Following the demise of A.C. Cotton in 2004 after their last album Notes For The Conversation, Alan entered a self proclaimed period of “frustration” and “seclusion.” Stitch, his first solo album since 1999’s Seconds West, proves well worth the wait.
The album sees him range from up-tempo, upbeat, and uplifting through to deep, dark reflection. In the eleven tracks he delivers a balanced blend of lo-fi roots rock, alt-folk, and country coloured southern edged style, sometimes splashed with a hint of punk fuelled scorn.
“Cold Milk, Big Bombs” has Charing characteristically telling it how it is. “New Jersey” shifts down a gear with finely delivered late night melancholy. A stand-out “Day Shift” energises the spirits amid a Tom Petty flavour before the excellent “I Can Feel The Wheel” veers into altogether darker territory.
“The Storm”, which also features Laura Gibson, takes a brass flavoured twist in a deceptively dark piece. “Disasterpiece” is anything but, displaying Charing’s commitment to write tracks with a tangible degree of gritty reality.

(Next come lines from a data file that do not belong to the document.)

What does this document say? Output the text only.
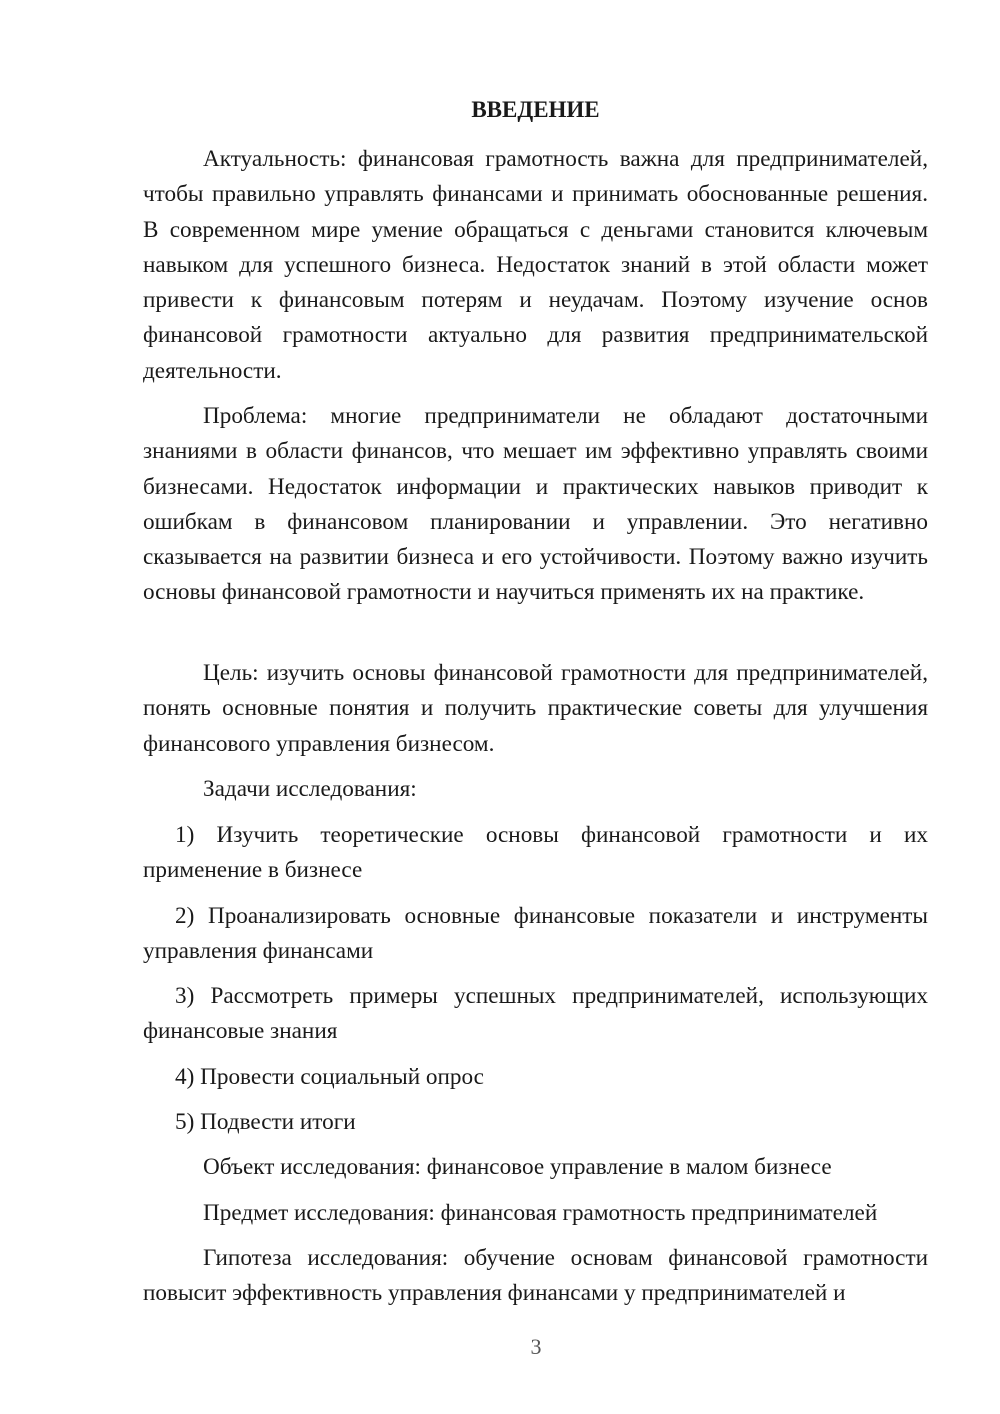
ВВЕДЕНИЕ

Актуальность: финансовая грамотность важна для предпринимателей, чтобы правильно управлять финансами и принимать обоснованные решения. В современном мире умение обращаться с деньгами становится ключевым навыком для успешного бизнеса. Недостаток знаний в этой области может привести к финансовым потерям и неудачам. Поэтому изучение основ финансовой грамотности актуально для развития предпринимательской деятельности.

Проблема: многие предприниматели не обладают достаточными знаниями в области финансов, что мешает им эффективно управлять своими бизнесами. Недостаток информации и практических навыков приводит к ошибкам в финансовом планировании и управлении. Это негативно сказывается на развитии бизнеса и его устойчивости. Поэтому важно изучить основы финансовой грамотности и научиться применять их на практике.

Цель: изучить основы финансовой грамотности для предпринимателей, понять основные понятия и получить практические советы для улучшения финансового управления бизнесом.

Задачи исследования:

1) Изучить теоретические основы финансовой грамотности и их применение в бизнесе

2) Проанализировать основные финансовые показатели и инструменты управления финансами

3) Рассмотреть примеры успешных предпринимателей, использующих финансовые знания

4) Провести социальный опрос

5) Подвести итоги

Объект исследования: финансовое управление в малом бизнесе

Предмет исследования: финансовая грамотность предпринимателей

Гипотеза исследования: обучение основам финансовой грамотности повысит эффективность управления финансами у предпринимателей и

3
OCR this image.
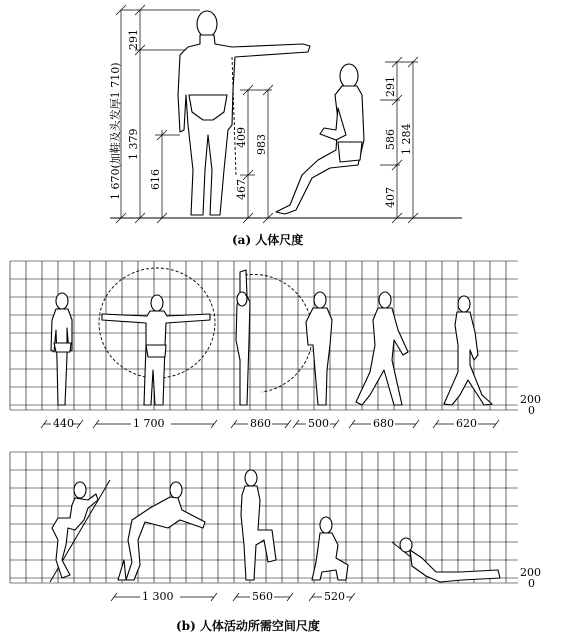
1 670(加鞋及头发厚1 710)
291
1 379
616
409
467
983
291
586
407
1 284
(a) 人体尺度
200
0
440	1 700	860	500	680	620
200
0
1 300	560	520
(b) 人体活动所需空间尺度
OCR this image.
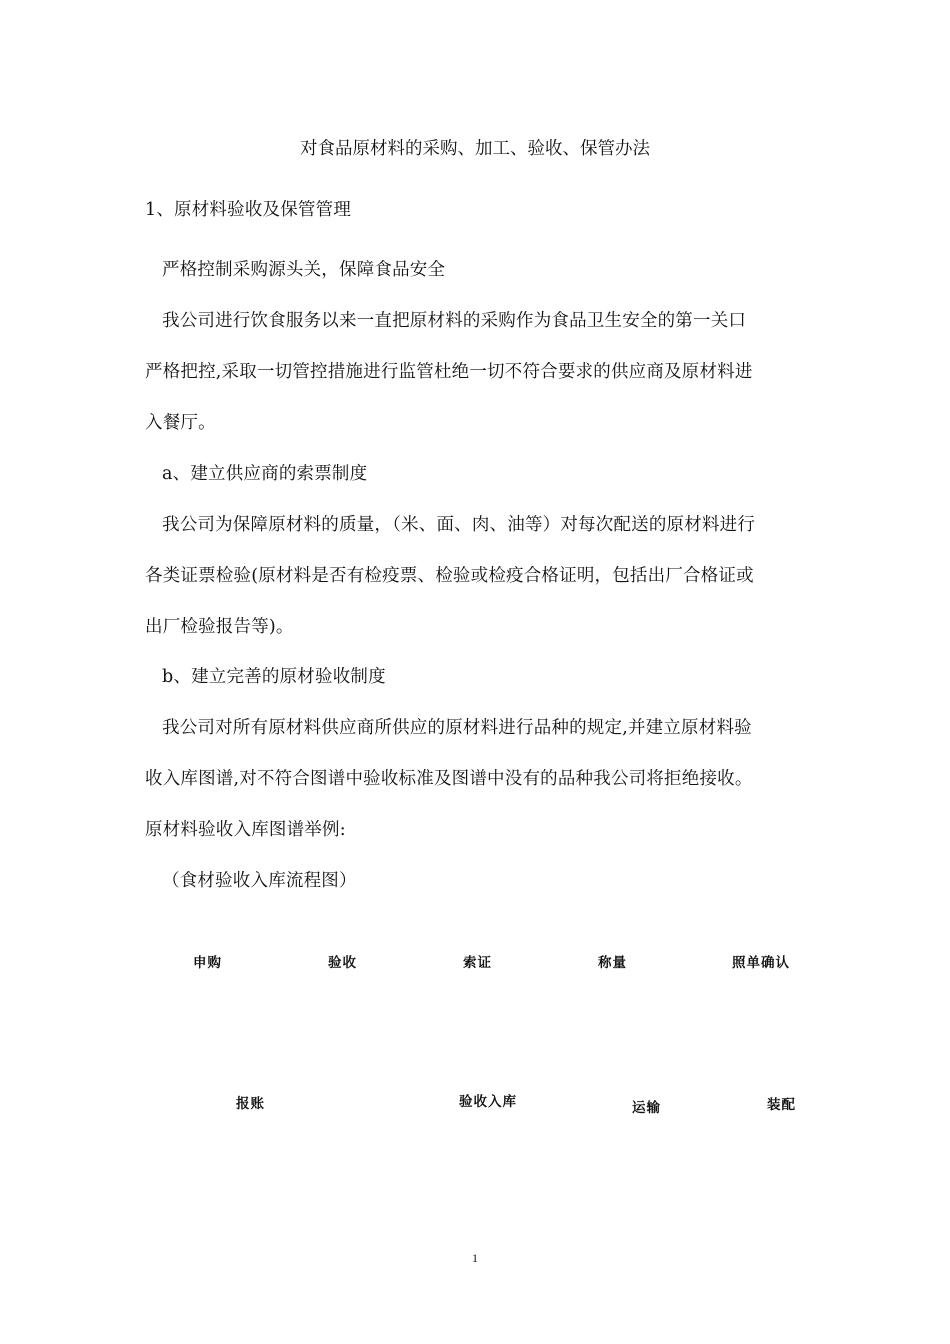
对食品原材料的采购、加工、验收、保管办法
1、原材料验收及保管管理
严格控制采购源头关，保障食品安全
我公司进行饮食服务以来一直把原材料的采购作为食品卫生安全的第一关口
严格把控,采取一切管控措施进行监管杜绝一切不符合要求的供应商及原材料进
入餐厅。
a、建立供应商的索票制度
我公司为保障原材料的质量，（米、面、肉、油等）对每次配送的原材料进行
各类证票检验(原材料是否有检疫票、检验或检疫合格证明，包括出厂合格证或
出厂检验报告等)。
b、建立完善的原材验收制度
我公司对所有原材料供应商所供应的原材料进行品种的规定,并建立原材料验
收入库图谱,对不符合图谱中验收标准及图谱中没有的品种我公司将拒绝接收。
原材料验收入库图谱举例:
（食材验收入库流程图）
申购	验收	索证	称量	照单确认
报账	验收入库	运输	装配
1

The neat beat of “Take The Hook Out” is guaranteed to return to your mind unannounced whilst “This Is Your Heart” shifts tempo and mood again. This, of course, is Alan Charing’s strength and he serves up a busy, always engaging, album that has a whole load going on within it. As such it twists and turns with an earthy lived-in honesty amid constantly shifting sands of style.
“Whiskey Sours” drives to the reflective closer “The Long Goodbye” which is, appropriately, the longest track on the album. Stitch is available on Lazy Bones and hopefully signals the start of a new phase in the musical life of Alan Charing.